The only thing predictable about Melvins over the last quarter century is their consistency. Their most recent tour serves as a reminder of their unpredictability, combining two interesting turns. First is the collaboration with Trevor Dunn (Mr. Bungle, Fantômas, Tomahawk, Secret Chiefs 3, etc.) which led to the recent album Freak Puke. Temporarily eschewing the double-drummer format that their collaboration with Big Business created, the current lineup features only Osborne, Crover, and Dunn on stand-up bass. Second is the decision to attempt the Guinness World Record for fastest tour of the US, playing all 50 states and Washington, D.C. in 51 days. What possessed a band in their mid-to-late forties to go for such a grueling tour schedule is anyone’s guess, but the other question that is raised is how this will affect their performance.
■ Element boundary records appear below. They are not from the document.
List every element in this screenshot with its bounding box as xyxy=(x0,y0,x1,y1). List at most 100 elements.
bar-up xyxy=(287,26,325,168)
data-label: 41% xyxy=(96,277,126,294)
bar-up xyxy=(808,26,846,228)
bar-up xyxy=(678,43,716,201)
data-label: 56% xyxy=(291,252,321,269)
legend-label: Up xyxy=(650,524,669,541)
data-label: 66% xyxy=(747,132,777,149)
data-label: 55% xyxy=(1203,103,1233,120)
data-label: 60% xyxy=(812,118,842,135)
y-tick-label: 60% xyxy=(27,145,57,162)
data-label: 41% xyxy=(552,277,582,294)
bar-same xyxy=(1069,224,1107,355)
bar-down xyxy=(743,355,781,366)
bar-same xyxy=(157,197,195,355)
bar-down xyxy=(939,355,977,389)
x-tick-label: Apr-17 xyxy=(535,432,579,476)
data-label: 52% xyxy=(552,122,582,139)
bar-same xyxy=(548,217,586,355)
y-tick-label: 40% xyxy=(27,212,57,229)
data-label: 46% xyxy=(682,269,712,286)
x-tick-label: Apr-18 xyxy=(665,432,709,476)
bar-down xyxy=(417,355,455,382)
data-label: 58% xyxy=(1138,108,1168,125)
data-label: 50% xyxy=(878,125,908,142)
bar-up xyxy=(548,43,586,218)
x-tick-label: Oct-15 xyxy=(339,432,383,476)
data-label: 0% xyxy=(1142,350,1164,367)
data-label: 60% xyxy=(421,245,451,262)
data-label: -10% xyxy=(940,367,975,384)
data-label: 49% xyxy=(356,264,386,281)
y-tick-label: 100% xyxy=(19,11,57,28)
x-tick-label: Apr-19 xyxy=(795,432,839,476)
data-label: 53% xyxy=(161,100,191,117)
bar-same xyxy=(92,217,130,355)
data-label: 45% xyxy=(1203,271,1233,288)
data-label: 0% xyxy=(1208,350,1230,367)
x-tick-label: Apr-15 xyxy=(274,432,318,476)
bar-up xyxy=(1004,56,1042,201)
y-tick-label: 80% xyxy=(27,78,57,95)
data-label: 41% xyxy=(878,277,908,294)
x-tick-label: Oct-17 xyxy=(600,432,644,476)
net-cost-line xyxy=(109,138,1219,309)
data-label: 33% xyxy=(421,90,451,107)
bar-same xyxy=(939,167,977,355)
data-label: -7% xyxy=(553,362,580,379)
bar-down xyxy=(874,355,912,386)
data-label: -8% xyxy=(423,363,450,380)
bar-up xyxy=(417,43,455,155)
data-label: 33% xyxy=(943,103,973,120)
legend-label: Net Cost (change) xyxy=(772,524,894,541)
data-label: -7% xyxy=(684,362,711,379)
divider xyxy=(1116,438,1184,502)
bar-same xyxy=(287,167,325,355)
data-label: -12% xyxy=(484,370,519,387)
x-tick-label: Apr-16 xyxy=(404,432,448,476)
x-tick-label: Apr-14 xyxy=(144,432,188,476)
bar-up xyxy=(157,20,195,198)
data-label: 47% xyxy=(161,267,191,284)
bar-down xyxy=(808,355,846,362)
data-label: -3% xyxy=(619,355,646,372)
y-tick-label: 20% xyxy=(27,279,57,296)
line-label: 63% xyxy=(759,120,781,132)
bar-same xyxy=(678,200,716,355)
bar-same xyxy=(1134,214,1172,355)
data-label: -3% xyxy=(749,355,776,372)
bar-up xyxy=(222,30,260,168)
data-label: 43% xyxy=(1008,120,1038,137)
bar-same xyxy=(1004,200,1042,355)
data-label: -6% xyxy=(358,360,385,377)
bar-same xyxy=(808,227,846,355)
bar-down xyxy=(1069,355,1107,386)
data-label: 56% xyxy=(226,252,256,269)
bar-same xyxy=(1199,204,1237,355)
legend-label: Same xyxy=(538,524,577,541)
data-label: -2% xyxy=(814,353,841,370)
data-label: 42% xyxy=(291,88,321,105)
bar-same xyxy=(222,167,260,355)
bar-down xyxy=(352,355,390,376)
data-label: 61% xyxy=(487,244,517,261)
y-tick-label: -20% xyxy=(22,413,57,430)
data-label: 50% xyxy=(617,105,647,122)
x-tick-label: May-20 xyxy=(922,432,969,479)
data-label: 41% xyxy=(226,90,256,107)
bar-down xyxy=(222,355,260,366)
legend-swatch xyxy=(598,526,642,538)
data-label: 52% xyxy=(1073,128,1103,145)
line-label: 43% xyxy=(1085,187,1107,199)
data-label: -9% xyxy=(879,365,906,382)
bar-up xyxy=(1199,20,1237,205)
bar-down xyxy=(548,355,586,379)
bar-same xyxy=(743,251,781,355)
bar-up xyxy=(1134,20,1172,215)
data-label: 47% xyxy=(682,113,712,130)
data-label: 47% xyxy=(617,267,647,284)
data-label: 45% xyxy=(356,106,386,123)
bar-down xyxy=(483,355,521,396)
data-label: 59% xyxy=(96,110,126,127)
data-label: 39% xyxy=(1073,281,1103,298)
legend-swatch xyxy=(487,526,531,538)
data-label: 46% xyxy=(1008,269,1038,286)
Saturday, September 22nd saw them coming to The Vogue nightclub in Indianapolis. Their touring partners for most of the tour, including this night, are Tweak Bird. A young guitar/drums two-piece, they combine relatively Melvins-like sludge with sparse, clean, high-pitched harmonies. After their set and a short break, sheets of noise signaled Melvins’ imminent arrival. Trevor Dunn walked on stage and began playing some slow, seasick bass with his bow. After a few minutes, Dale and Buzz walked on and added to the unsettling sound. Eventually a song arose from the murk and Melvins didn’t look back, never really stopping except to tell a brief anecdote about the last time they were in Indianapolis. The set built like that first song did. They got the experimental stuff out of the way first, and by the time they were at the midway point they were breaking into heavy Houdini favorites “Hooch” and “Night Goat”, peaking with the Wings (yes, Wings) cover “Let Me Roll It” from Freak Puke. The set unwound with some lesser-known songs before ending with only Dunn on stage again. He was in full freak-out mode until suddenly a rendition of “Somewhere over the Rainbow” broke through, signaling the return of the rest of the band for an encore, which ended with Dunn alone on stage once more.
Eighteen days in and there is no sign of fatigue, although their stamina is not that surprising given Crover’s tendency to drum for one or more of the openers in the past. Their set was a little shorter than one might expect, although still a solid hour and twenty minutes. Even if it was shorter, you couldn’t blame a band that needs to roll in, set up, play, and get to the next gig with enough left in the tank for 51 consecutive days. You also couldn’t blame them for taking a couple weeks off on the beach when their tour concludes in Hawaii on October 25th, but one doubts anything of the sort will happen with Melvins. Likely, they will quickly move on to the next project, even if they haven’t had the time to figure out what that project is yet.